Vous le savez bien que tant que vous vivrez ici-bas, ce n’est pas l’enfer, mais une épreuve. Ne faites même pas semblant de comprendre ou d’entendre ce que vous savez « faux » : à l’égard de votre vie et de ce qu’il faut faire, c’est vous le plus fort.
Sans doute, vos ambitions en ont pris un coup, et vous n’en avez plus beaucoup, mais cela reviendra quand ce sera possible, et d’ici-là, essayez de développer vos talents, de rendre service, d’être attentif aux autres car chacun a ses difficultés.
Prenez soin de votre corps et de votre esprit pour autant que vous le puissiez, soyez propre, intègre, positif.
Il vous reste une certaine lucidité évidente, alors servez-vous en. Ne capitulez pas. Pour ce qui est du salut de votre âme (vous n’avez pas dit l’avis de l’exorciste sur comment cela s’est passé et ce que cela a détecté ou pas), remettez-vous-en entièrement à Dieu et faites seulement ce que vous pouvez pour apprécier ce qui peut l’être, savourer les instants de répit et de bonheur, vous donner du repos et des plaisirs simples en rapport avec vos goûts.
Evitez l’oisiveté, mais ne boudez pas le repos.
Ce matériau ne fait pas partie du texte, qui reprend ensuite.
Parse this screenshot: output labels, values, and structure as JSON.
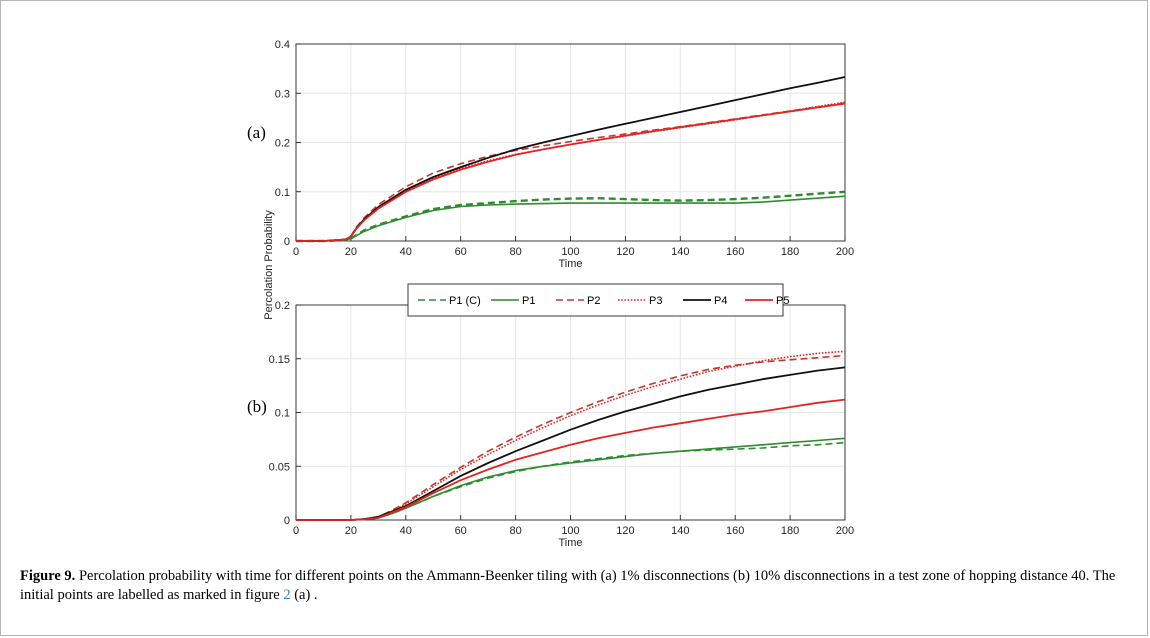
{
  "figure": {
    "panels": [
      {
        "label": "(a)"
      },
      {
        "label": "(b)"
      }
    ],
    "shared_ylabel": "Percolation Probability",
    "caption": {
      "label": "Figure 9.",
      "text_before": " Percolation probability with time for different points on the Ammann-Beenker tiling with (a) 1% disconnections (b) 10% disconnections in a test zone of hopping distance 40. The initial points are labelled as marked in figure ",
      "ref": "2",
      "text_after": " (a) ."
    }
  },
  "colors": {
    "green": "#2e8b2e",
    "red": "#e32424",
    "darkred": "#c0392b",
    "black": "#111111"
  },
  "chart_data": [
    {
      "type": "line",
      "panel": "(a)",
      "xlabel": "Time",
      "ylabel": "Percolation Probability",
      "xlim": [
        0,
        200
      ],
      "ylim": [
        0,
        0.4
      ],
      "xticks": [
        "0",
        "20",
        "40",
        "60",
        "80",
        "100",
        "120",
        "140",
        "160",
        "180",
        "200"
      ],
      "yticks": [
        "0",
        "0.1",
        "0.2",
        "0.3",
        "0.4"
      ],
      "grid": true,
      "x": [
        0,
        10,
        18,
        20,
        22,
        25,
        30,
        40,
        50,
        60,
        70,
        80,
        90,
        100,
        110,
        120,
        130,
        140,
        150,
        160,
        170,
        180,
        190,
        200
      ],
      "series": [
        {
          "name": "P1 (C)",
          "color": "green",
          "dash": "dashed",
          "width": 2.4,
          "values": [
            0,
            0,
            0.002,
            0.005,
            0.012,
            0.022,
            0.033,
            0.05,
            0.065,
            0.073,
            0.077,
            0.081,
            0.084,
            0.086,
            0.087,
            0.085,
            0.083,
            0.082,
            0.083,
            0.085,
            0.088,
            0.092,
            0.096,
            0.1
          ]
        },
        {
          "name": "P1",
          "color": "green",
          "dash": "solid",
          "width": 1.6,
          "values": [
            0,
            0,
            0.002,
            0.005,
            0.011,
            0.02,
            0.031,
            0.048,
            0.062,
            0.07,
            0.073,
            0.075,
            0.076,
            0.077,
            0.077,
            0.077,
            0.077,
            0.077,
            0.077,
            0.077,
            0.079,
            0.083,
            0.087,
            0.091
          ]
        },
        {
          "name": "P2",
          "color": "darkred",
          "dash": "dashed",
          "width": 1.6,
          "values": [
            0,
            0,
            0.003,
            0.01,
            0.028,
            0.048,
            0.074,
            0.11,
            0.138,
            0.157,
            0.172,
            0.184,
            0.193,
            0.202,
            0.21,
            0.217,
            0.225,
            0.232,
            0.24,
            0.248,
            0.256,
            0.264,
            0.272,
            0.28
          ]
        },
        {
          "name": "P3",
          "color": "red",
          "dash": "dotted",
          "width": 1.6,
          "values": [
            0,
            0,
            0.003,
            0.009,
            0.025,
            0.044,
            0.068,
            0.102,
            0.128,
            0.147,
            0.163,
            0.176,
            0.186,
            0.196,
            0.205,
            0.213,
            0.222,
            0.23,
            0.238,
            0.246,
            0.255,
            0.264,
            0.273,
            0.282
          ]
        },
        {
          "name": "P4",
          "color": "black",
          "dash": "solid",
          "width": 1.8,
          "values": [
            0,
            0,
            0.003,
            0.009,
            0.026,
            0.045,
            0.069,
            0.104,
            0.13,
            0.15,
            0.169,
            0.186,
            0.2,
            0.213,
            0.226,
            0.238,
            0.25,
            0.262,
            0.274,
            0.286,
            0.298,
            0.31,
            0.321,
            0.333
          ]
        },
        {
          "name": "P5",
          "color": "red",
          "dash": "solid",
          "width": 1.8,
          "values": [
            0,
            0,
            0.003,
            0.009,
            0.025,
            0.043,
            0.066,
            0.1,
            0.125,
            0.145,
            0.161,
            0.175,
            0.186,
            0.196,
            0.205,
            0.214,
            0.223,
            0.231,
            0.239,
            0.247,
            0.255,
            0.263,
            0.271,
            0.279
          ]
        }
      ]
    },
    {
      "type": "line",
      "panel": "(b)",
      "xlabel": "Time",
      "ylabel": "Percolation Probability",
      "xlim": [
        0,
        200
      ],
      "ylim": [
        0,
        0.2
      ],
      "xticks": [
        "0",
        "20",
        "40",
        "60",
        "80",
        "100",
        "120",
        "140",
        "160",
        "180",
        "200"
      ],
      "yticks": [
        "0",
        "0.05",
        "0.1",
        "0.15",
        "0.2"
      ],
      "grid": true,
      "legend_position": "top",
      "x": [
        0,
        10,
        20,
        25,
        30,
        35,
        40,
        50,
        60,
        70,
        80,
        90,
        100,
        110,
        120,
        130,
        140,
        150,
        160,
        170,
        180,
        190,
        200
      ],
      "series": [
        {
          "name": "P1 (C)",
          "color": "green",
          "dash": "dashed",
          "width": 1.6,
          "values": [
            0,
            0,
            0,
            0.0005,
            0.002,
            0.006,
            0.011,
            0.022,
            0.031,
            0.039,
            0.045,
            0.05,
            0.054,
            0.057,
            0.06,
            0.062,
            0.064,
            0.065,
            0.066,
            0.067,
            0.069,
            0.07,
            0.072
          ]
        },
        {
          "name": "P1",
          "color": "green",
          "dash": "solid",
          "width": 1.6,
          "values": [
            0,
            0,
            0,
            0.0005,
            0.002,
            0.006,
            0.011,
            0.022,
            0.032,
            0.04,
            0.046,
            0.05,
            0.053,
            0.056,
            0.059,
            0.062,
            0.064,
            0.066,
            0.068,
            0.07,
            0.072,
            0.074,
            0.076
          ]
        },
        {
          "name": "P2",
          "color": "darkred",
          "dash": "dashed",
          "width": 1.6,
          "values": [
            0,
            0,
            0,
            0.001,
            0.003,
            0.009,
            0.016,
            0.033,
            0.049,
            0.064,
            0.077,
            0.089,
            0.1,
            0.11,
            0.119,
            0.127,
            0.134,
            0.14,
            0.144,
            0.147,
            0.149,
            0.151,
            0.153
          ]
        },
        {
          "name": "P3",
          "color": "red",
          "dash": "dotted",
          "width": 1.6,
          "values": [
            0,
            0,
            0,
            0.001,
            0.003,
            0.008,
            0.015,
            0.031,
            0.047,
            0.061,
            0.074,
            0.086,
            0.097,
            0.107,
            0.116,
            0.124,
            0.131,
            0.138,
            0.143,
            0.148,
            0.152,
            0.155,
            0.157
          ]
        },
        {
          "name": "P4",
          "color": "black",
          "dash": "solid",
          "width": 1.8,
          "values": [
            0,
            0,
            0,
            0.0008,
            0.003,
            0.008,
            0.013,
            0.027,
            0.041,
            0.053,
            0.064,
            0.074,
            0.084,
            0.093,
            0.101,
            0.108,
            0.115,
            0.121,
            0.126,
            0.131,
            0.135,
            0.139,
            0.142
          ]
        },
        {
          "name": "P5",
          "color": "red",
          "dash": "solid",
          "width": 1.8,
          "values": [
            0,
            0,
            0,
            0.0006,
            0.002,
            0.007,
            0.012,
            0.025,
            0.037,
            0.047,
            0.056,
            0.063,
            0.07,
            0.076,
            0.081,
            0.086,
            0.09,
            0.094,
            0.098,
            0.101,
            0.105,
            0.109,
            0.112
          ]
        }
      ]
    }
  ]
}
Les personnes pour qui ces « délires » semblent bien connus et catalogués ne sont pas nécessairement les plus aptes à avoir envers vous la bonne attitude. Gentiment (il vous faut fuir toute violence : humilité) ne vous laissez pas faire si quelque chose ne vous convient pas, mais acceptez de l’aide quand il vous en est proposée, n’hésitez pas à en solliciter auprès de qui vous paraît compétent, d’en connaitre les limites, mais sans jamais abandonner la maîtrise qui est la vôtre sur votre vie et qu’il ne vous faut surtout pas lâcher.
Voilà ce que je peux vous dire, outre que je prierai pour vous notamment ce soir à la messe.
Et courage ! Vous êtes le héros de votre vie, soyez certain que Dieu le voit et vous aime. Avec son aide, vous vous en sortirez. Mais quand, comment, lui seul le sait. Vivez vous l'instant présent et ne baissez pas les bras.